Q. How do you prepare a site for SD-WAN implementation?
Site readiness is critical for successful deployment. Like any Internet-based service, a site needs to receive both Internet access lines and the router to leverage an SD-WAN network. This can include physical requirements such adequate power, a place to rack and stack equipment, patch cords – all the way to ensuring network IP addresses and VLAN information needed for configuration is accurate.
Q. How do you judge the amount of bandwidth needed from carriers?
How much bandwidth that is needed, is typically a function on the existing size of the circuits used by a customer, and how much forecast in user growth is expected. The benefit is that commodity internet access is for the most part much cheaper than MPLS, so on a cost-by-cost comparison, most customers will benefit with much larger Internet circuits, that can carry their SD-WAN traffic, as well as enjoy more direct access to SaaS and cloud providers through local Internet breakout.
Q. Are there any rules of thumb to improve performance across SD-WAN?

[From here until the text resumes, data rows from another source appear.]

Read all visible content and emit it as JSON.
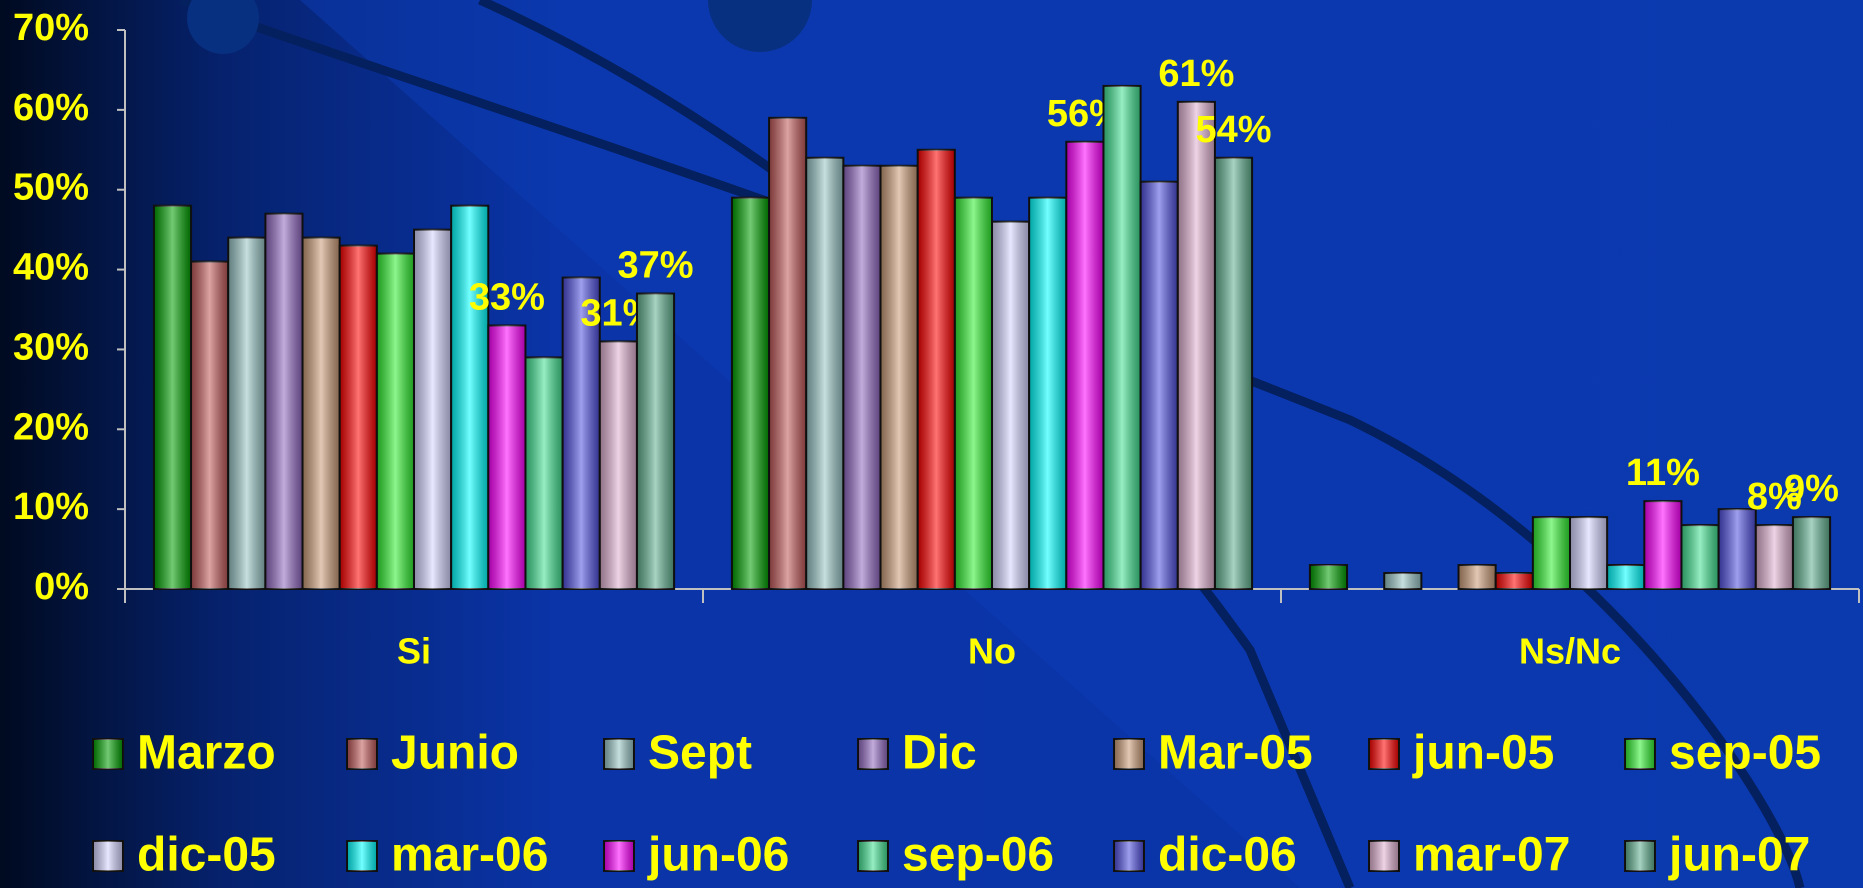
{
  "chart_data": {
    "type": "bar",
    "categories": [
      "Si",
      "No",
      "Ns/Nc"
    ],
    "ylim": [
      0,
      70
    ],
    "yticks": [
      {
        "value": 0,
        "label": "0%"
      },
      {
        "value": 10,
        "label": "10%"
      },
      {
        "value": 20,
        "label": "20%"
      },
      {
        "value": 30,
        "label": "30%"
      },
      {
        "value": 40,
        "label": "40%"
      },
      {
        "value": 50,
        "label": "50%"
      },
      {
        "value": 60,
        "label": "60%"
      },
      {
        "value": 70,
        "label": "70%"
      }
    ],
    "grid": false,
    "legend": "bottom",
    "series": [
      {
        "name": "Marzo",
        "color": "#00a000",
        "values": [
          48,
          49,
          3
        ]
      },
      {
        "name": "Junio",
        "color": "#c05858",
        "values": [
          41,
          59,
          0
        ]
      },
      {
        "name": "Sept",
        "color": "#98c4c4",
        "values": [
          44,
          54,
          2
        ]
      },
      {
        "name": "Dic",
        "color": "#9068c0",
        "values": [
          47,
          53,
          0
        ]
      },
      {
        "name": "Mar-05",
        "color": "#cc9c78",
        "values": [
          44,
          53,
          3
        ]
      },
      {
        "name": "jun-05",
        "color": "#ff0000",
        "values": [
          43,
          55,
          2
        ]
      },
      {
        "name": "sep-05",
        "color": "#30f030",
        "values": [
          42,
          49,
          9
        ]
      },
      {
        "name": "dic-05",
        "color": "#d4d4ff",
        "values": [
          45,
          46,
          9
        ]
      },
      {
        "name": "mar-06",
        "color": "#00ffff",
        "values": [
          48,
          49,
          3
        ]
      },
      {
        "name": "jun-06",
        "color": "#ff00ff",
        "values": [
          33,
          56,
          11
        ],
        "value_labels": [
          "33%",
          "56%",
          "11%"
        ]
      },
      {
        "name": "sep-06",
        "color": "#40e090",
        "values": [
          29,
          63,
          8
        ]
      },
      {
        "name": "dic-06",
        "color": "#5050e0",
        "values": [
          39,
          51,
          10
        ]
      },
      {
        "name": "mar-07",
        "color": "#e0b0d0",
        "values": [
          31,
          61,
          8
        ],
        "value_labels": [
          "31%",
          "61%",
          "8%"
        ]
      },
      {
        "name": "jun-07",
        "color": "#60b090",
        "values": [
          37,
          54,
          9
        ],
        "value_labels": [
          "37%",
          "54%",
          "9%"
        ]
      }
    ]
  }
}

Since SD-WAN is built on VPN technology, a good SD-WAN design accounts for all customer locations and the traffic path of user data. This information is vital as latency can significantly impact the user experience. Here’s our rule of thumb at Expereo: Good SD-WAN design is based on the applications being used, and where they are accessed from, optimizing a network for business-specific needs.
Q. What argument would you give for switching to SD-WAN?
You’ve got to consider what the main drivers behind SD-WAN are:
Cost – SD-WAN can be cheaper than MPLS since it gives you the freedom to tailor a network to your needs. Internet access is also typically less expensive than MPLS, and offers significantly more bandwidth on a cost-by-cost basis.
The Cloud – Companies are moving more and more of their business applications to the cloud and have migrated from on-premise to SaaS hosted applications. Even if a company’s infrastructure isn’t based in the cloud, chances are they are using a cloud-based service like Slack or Google Drive.
Flexible Deployment – MPLS relies on a single carrier to manage deployment, which can take time. Internet, on the other hand, can be more readily deployed and more widely available. Since SD-WAN does not rely on the underlay, it can quickly deploy, and scale to the customer’s needs.
Application performance – SD-WAN introduces numerous value-adds that are not available to MPLS. This includes leveraging multiple underlay circuits to maximize circuit usage and performance and establish traffic steering policies for specific application types and SaaS optimized traffic.
Visibility – One of the most powerful features is complete visibility on user traffic. Detailed network performance data, user traffic patterns, sites and applications used are some of the many things visible to customers.